Im Juli stolperte AKK ins Amt der Verteidigungsministerin. Wollte sie so Profil gewinnen? Bislang klappt das eher nicht: Beim Antrittsbesuch in Washington Ende September traf sie sich lediglich mit dem amerikanischen Verteidigungsminister. Mit leeren Händen fuhr sie hin, mit leeren Händen kam sie zurück.

Die einzige wirklich positive Schlagzeile, die AKK in diesem Spätsommer produzierte, ist jene Ehrung, die ihr im September in Cottbus zuteil wird: Sie ist nun Sonderbotschafterin des Bundes Deutscher Karneval – der Saarländische Rundfunk berichtete. Im September gaben 66 Prozent der Deutschen laut einer Umfrage von Infratest dimap an, unzufrieden mit der Arbeit von AKK zu sein – ihr schlechtester jemals gemessener Wert.
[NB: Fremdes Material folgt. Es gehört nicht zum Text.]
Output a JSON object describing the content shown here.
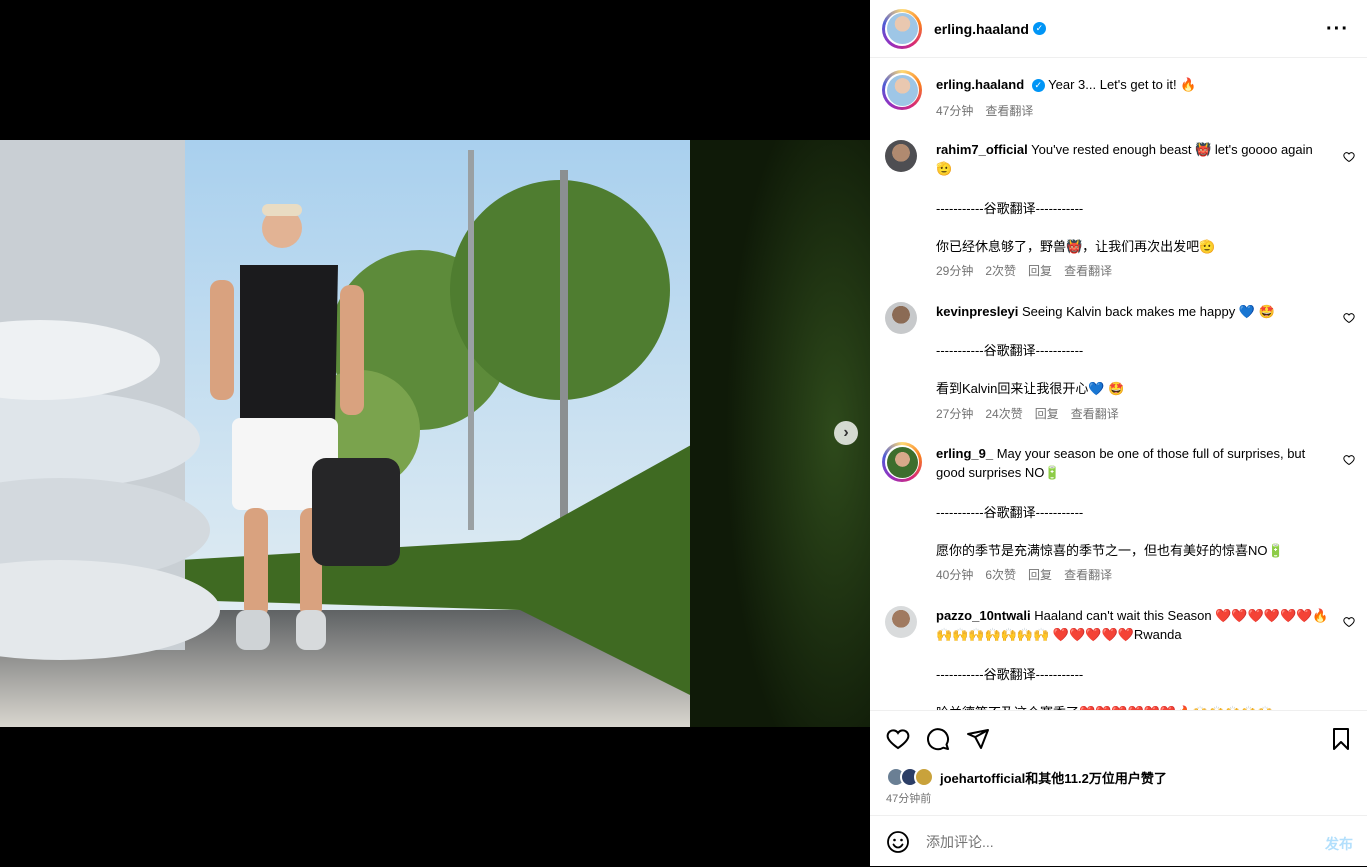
{
  "post": {
    "author": "erling.haaland",
    "caption_text": "Year 3... Let's get to it! 🔥",
    "caption_time": "47分钟",
    "see_translation": "查看翻译",
    "more_icon": "more-horizontal-icon",
    "image_count": 5,
    "active_image": 1
  },
  "comments": [
    {
      "user": "rahim7_official",
      "text": "You've rested enough beast 👹 let's goooo again 🫡",
      "divider": "-----------谷歌翻译-----------",
      "translation": "你已经休息够了，野兽👹，让我们再次出发吧🫡",
      "time": "29分钟",
      "likes": "2次赞",
      "reply": "回复",
      "see_translation": "查看翻译"
    },
    {
      "user": "kevinpresleyi",
      "text": "Seeing Kalvin back makes me happy 💙 🤩",
      "divider": "-----------谷歌翻译-----------",
      "translation": "看到Kalvin回来让我很开心💙 🤩",
      "time": "27分钟",
      "likes": "24次赞",
      "reply": "回复",
      "see_translation": "查看翻译"
    },
    {
      "user": "erling_9_",
      "text": "May your season be one of those full of surprises, but good surprises NO🔋",
      "divider": "-----------谷歌翻译-----------",
      "translation": "愿你的季节是充满惊喜的季节之一，但也有美好的惊喜NO🔋",
      "time": "40分钟",
      "likes": "6次赞",
      "reply": "回复",
      "see_translation": "查看翻译"
    },
    {
      "user": "pazzo_10ntwali",
      "text": "Haaland can't wait this Season ❤️❤️❤️❤️❤️❤️🔥🙌🙌🙌🙌🙌🙌🙌 ❤️❤️❤️❤️❤️Rwanda",
      "divider": "-----------谷歌翻译-----------",
      "translation": "哈兰德等不及这个赛季了❤️❤️❤️❤️❤️❤️🔥🙌🙌🙌🙌🙌",
      "time": "",
      "likes": "",
      "reply": "",
      "see_translation": ""
    }
  ],
  "footer": {
    "likes_text": "joehartofficial和其他11.2万位用户赞了",
    "time_ago": "47分钟前",
    "comment_placeholder": "添加评论...",
    "post_button": "发布"
  },
  "colors": {
    "verified": "#0095f6",
    "muted": "#737373",
    "post_disabled": "#b2dffc"
  }
}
Wie soll sie ein Land führen?

Der CDU-Vorsitzenden fehle das Kanzlerformat, hört man aus allen Ecken der Partei, auch von früheren Unterstützern. Wo zeigt sie persönlich den Mut, den sie in ihrer Rede auf dem Parteitag im Dezember vorigen Jahres beschworen hatte? Warum stellte sie sich im Sommer nicht vor Carsten Linnemann, stellvertretender Vorsitzender der Bundestagsfraktion, als über ihn ein Shitstorm hinwegfegte. Dabei hatte der nur gefordert, dass Kinder ausreichende Deutschkenntnisse vorweisen müssten, um eingeschult zu werden. AKK jedoch schwieg. Kramp-Karrenbauer führt die CDU nicht – wie soll sie ein Land führen?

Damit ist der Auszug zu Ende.